The Alfresco prices are still in the five digits,
though, well over Joel's pricing dead zone.

>  > (On a long-term level, much of marketing costs are
>  > transaction costs, because they're the costs of
>  > gathering information on what the customer wants and
>  > what you can sell.
> Sigh, I guess that definition is common enough, but it really hinders
> communication because it becomes hard to talk about "pure" marketing.

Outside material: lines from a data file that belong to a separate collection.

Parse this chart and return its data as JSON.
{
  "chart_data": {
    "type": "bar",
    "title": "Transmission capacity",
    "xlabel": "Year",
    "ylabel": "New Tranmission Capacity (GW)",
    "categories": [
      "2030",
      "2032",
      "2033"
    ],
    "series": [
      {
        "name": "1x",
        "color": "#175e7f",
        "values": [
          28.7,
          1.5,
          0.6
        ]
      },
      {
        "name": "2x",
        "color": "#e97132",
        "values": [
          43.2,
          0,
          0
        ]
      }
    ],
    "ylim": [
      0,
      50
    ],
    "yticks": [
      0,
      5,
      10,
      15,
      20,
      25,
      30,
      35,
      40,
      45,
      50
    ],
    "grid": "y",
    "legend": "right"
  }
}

What's a better definition of marketing, and
what do you call the rest of what the "Marketing
Department" does?  I'd be happy to split up the
vague term "marketing" into separate terms for (1)
deciding what to make and what to charge for it and
(2) communicating about it with a view to persuading
people to buy it.

>  > You could just do a prediction market on will the project
>  > accomplish some goal -- but we had that thread already.
> No, you can't.  First, Tom is barred from trading in the usual way in
> that market, it's insider trading.  Even if there's no legal
> restriction, it would kill his rep.

Your "insider trading" here is a victimless crime
if all particpants know that researchers are playing
the market.

By that definition, me growing a bushel of corn in
my back yard without telling anyone would be "insider
trading" on the corn market.  I can understand if you
want to define something as unethical -- I won't try
to argue per-copy licensed software to GNUistas, or
treyf to people who keep Kosher, or interest-bearing
investments to halal banks.  But the existence of
people who define a business model as unethical
doesn't prevent others from agreeing to do that kind
of deal.

> Second, both buying and selling suck from his point of view.  The
> market is going to equilibrate at everybody else's estimate of the
> probability that Tom is actually going to satisfy the prepurchase
> contract.  Tom, being the hacker extraordinaire, knows that the price
> is too low; he's definitely going to deliver.  So he wants to buy, not
> sell.  But the point of prepurchase is smoothing income, he's hungry
> *now*, he can't afford to speculate.  He's also poor; suppose he has a
> life crisis and doesn't deliver?  Then he spent his prepurchase income
> in the prediction market, has a rep for nondelivery, and no prediction
> market payoff.

A researcher who needs living expenses or money to
cover research costs could form an LLC with silent
partners who would share in the trading gains if any,
and agree to pay the researcher a salary and/or cover
the lab budget.

Sean Park talks about "risk quarks" -- unbundling all
kinds of transactions to let people trade separately
on different kinds of risks, and reaggregate the
"quarks" into other tradeable investments.  What Tom
Bell calls a "SPEX" is one possible quark that lets
you trade on the risk of whether a given technology
will exist independently of the fortunes of a given
company being able to make money on it.